Note  For recommendations, see Security Monitoring Recommendations for this event.


Event XML:

- <Event xmlns="http://schemas.microsoft.com/win/2004/08/events/event">
- <System>
 <Provider Name="Microsoft-Windows-Security-Auditing" Guid="{54849625-5478-4994-A5BA-3E3B0328C30D}" /> 
 <EventID>5058</EventID> 
 <Version>0</Version> 
 <Level>0</Level> 
 <Task>12292</Task> 
 <Opcode>0</Opcode> 
 <Keywords>0x8020000000000000</Keywords> 
 <TimeCreated SystemTime="2015-10-14T19:32:07.888796600Z" /> 
 <EventRecordID>1048275</EventRecordID> 
 <Correlation /> 
 <Execution ProcessID="520" ThreadID="2312" /> 
 <Channel>Security</Channel> 
 <Computer>DC01.contoso.local</Computer> 
 <Security /> 
 </System>
- <EventData>
 <Data Name="SubjectUserSid">S-1-5-21-3457937927-2839227994-823803824-1104</Data> 
 <Data Name="SubjectUserName">dadmin</Data> 
 <Data Name="SubjectDomainName">CONTOSO</Data> 
 <Data Name="SubjectLogonId">0x38e2d</Data> 
 <Data Name="ProviderName">Microsoft Software Key Storage Provider</Data> 
 <Data Name="AlgorithmName">ECDH\_P521</Data> 
 <Data Name="KeyName">le-SuperAdmin-5e350d8e-ae46-458c-bac0-d8f3279c944e</Data> 
 <Data Name="KeyType">%%2500</Data> 
 <Data Name="KeyFilePath">C:\\Users\\dadmin\\AppData\\Roaming\\Microsoft\\Crypto\\Keys\\c0a496c6786f0d25e8624fee96e4e580\_7a1bf91d-ebdd-449c-825d-c97f2f47cd01</Data> 
 <Data Name="Operation">%%2459</Data> 
 <Data Name="ReturnCode">0x0</Data> 
 </EventData>
 </Event>

Required Server Roles: None.

Minimum OS Version: Windows Server 2008, Windows Vista.

Event Versions: 0.

Field Descriptions:

Subject:

  • Security ID [Type = SID]: SID of account that requested key file operation. Event Viewer automatically tries to resolve SIDs and show the account name. If the SID can't be resolved, you'll see the source data in the event.

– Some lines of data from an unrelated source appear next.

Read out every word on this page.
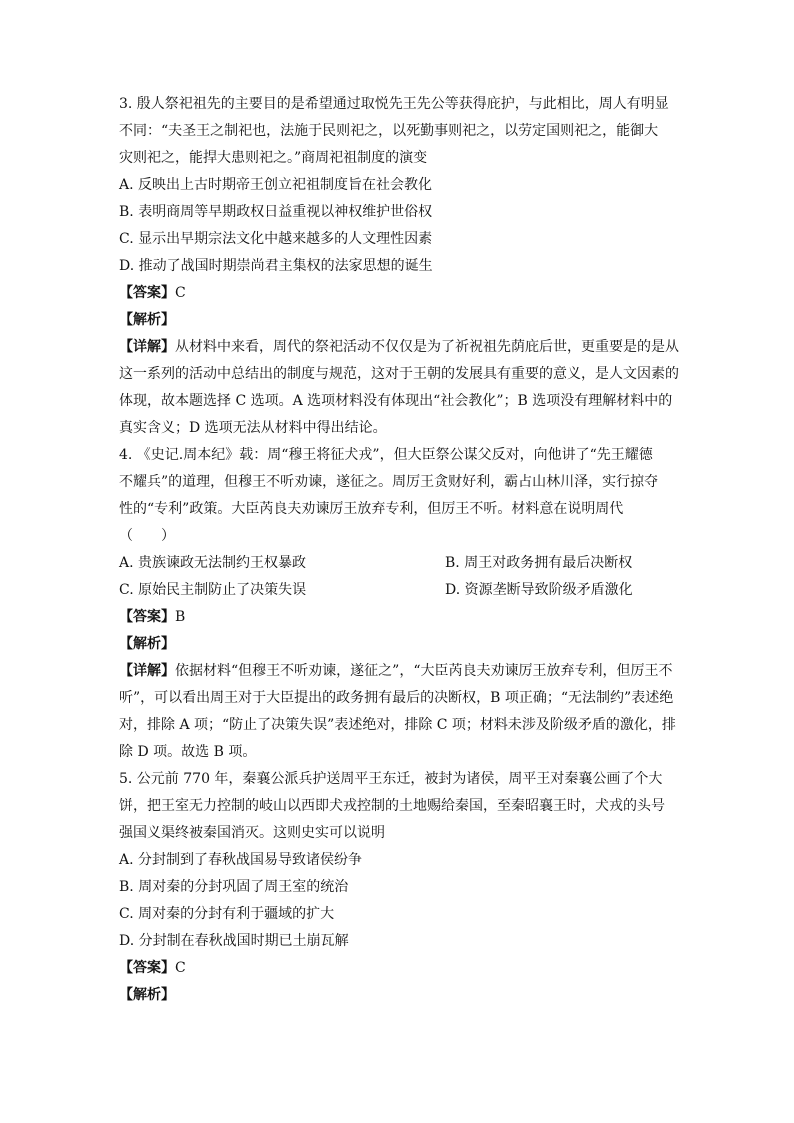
3. 殷人祭祀祖先的主要目的是希望通过取悦先王先公等获得庇护，与此相比，周人有明显
不同：“夫圣王之制祀也，法施于民则祀之，以死勤事则祀之，以劳定国则祀之，能御大
灾则祀之，能捍大患则祀之。”商周祀祖制度的演变
A. 反映出上古时期帝王创立祀祖制度旨在社会教化
B. 表明商周等早期政权日益重视以神权维护世俗权
C. 显示出早期宗法文化中越来越多的人文理性因素
D. 推动了战国时期崇尚君主集权的法家思想的诞生
【答案】C
【解析】
【详解】从材料中来看，周代的祭祀活动不仅仅是为了祈祝祖先荫庇后世，更重要是的是从
这一系列的活动中总结出的制度与规范，这对于王朝的发展具有重要的意义，是人文因素的
体现，故本题选择 C 选项。A 选项材料没有体现出“社会教化”；B 选项没有理解材料中的
真实含义；D 选项无法从材料中得出结论。
4. 《史记.周本纪》载：周“穆王将征犬戎”，但大臣祭公谋父反对，向他讲了“先王耀德
不耀兵”的道理，但穆王不听劝谏，遂征之。周厉王贪财好利，霸占山林川泽，实行掠夺
性的“专利”政策。大臣芮良夫劝谏厉王放弃专利，但厉王不听。材料意在说明周代
（　　）
A. 贵族谏政无法制约王权暴政	B. 周王对政务拥有最后决断权
C. 原始民主制防止了决策失误	D. 资源垄断导致阶级矛盾激化
【答案】B
【解析】
【详解】依据材料“但穆王不听劝谏，遂征之”，“大臣芮良夫劝谏厉王放弃专利，但厉王不
听”，可以看出周王对于大臣提出的政务拥有最后的决断权，B 项正确；“无法制约”表述绝
对，排除 A 项；“防止了决策失误”表述绝对，排除 C 项；材料未涉及阶级矛盾的激化，排
除 D 项。故选 B 项。
5. 公元前 770 年，秦襄公派兵护送周平王东迁，被封为诸侯，周平王对秦襄公画了个大
饼，把王室无力控制的岐山以西即犬戎控制的土地赐给秦国，至秦昭襄王时，犬戎的头号
强国义渠终被秦国消灭。这则史实可以说明
A. 分封制到了春秋战国易导致诸侯纷争
B. 周对秦的分封巩固了周王室的统治
C. 周对秦的分封有利于疆域的扩大
D. 分封制在春秋战国时期已土崩瓦解
【答案】C
【解析】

Note  A security identifier (SID) is a unique value of variable length used to identify a trustee (security principal). Each account has a unique SID that is issued by an authority, such as an Active Directory domain controller, and stored in a security database. Each time a user logs on, the system retrieves the SID for that user from the database and places it in the access token for that user. The system uses the SID in the access token to identify the user in all subsequent interactions with Windows security. When a SID has been used as the unique identifier for a user or group, it cannot ever be used again to identify another user or group. For more information about SIDs, see Security identifiers.

  • Account Name [Type = UnicodeString]: the name of the account that requested key file operation.

  • Account Domain [Type = UnicodeString]: subject’s domain or computer name. Formats vary, and include the following ones:

    • Domain NETBIOS name example: CONTOSO

    • Lowercase full domain name: contoso.local

    • Uppercase full domain name: CONTOSO.LOCAL

    • For some well-known security principals, such as LOCAL SERVICE or ANONYMOUS LOGON, the value of this field is “NT AUTHORITY”.

    • For local user accounts, this field will contain the name of the computer or device that this account belongs to, for example: “Win81”.

  • Logon ID [Type = HexInt64]: hexadecimal value that can help you correlate this event with recent events that might contain the same Logon ID, for example, “4624: An account was successfully logged on.”

Cryptographic Parameters:

  • Provider Name [Type = UnicodeString]: the name of KSP through which the operation was performed. Can have one of the following values:

    • Microsoft Software Key Storage Provider

    • Microsoft Smart Card Key Storage Provider

  • Algorithm Name [Type = UnicodeString]: the name of cryptographic algorithm through which the key was used or accessed. For “Read persisted key from file” operation, this algorithm has “UNKNOWN” value. Can also have one of the following values:

    • RSA – algorithm created by Ron Rivest, Adi Shamir, and Leonard Adleman.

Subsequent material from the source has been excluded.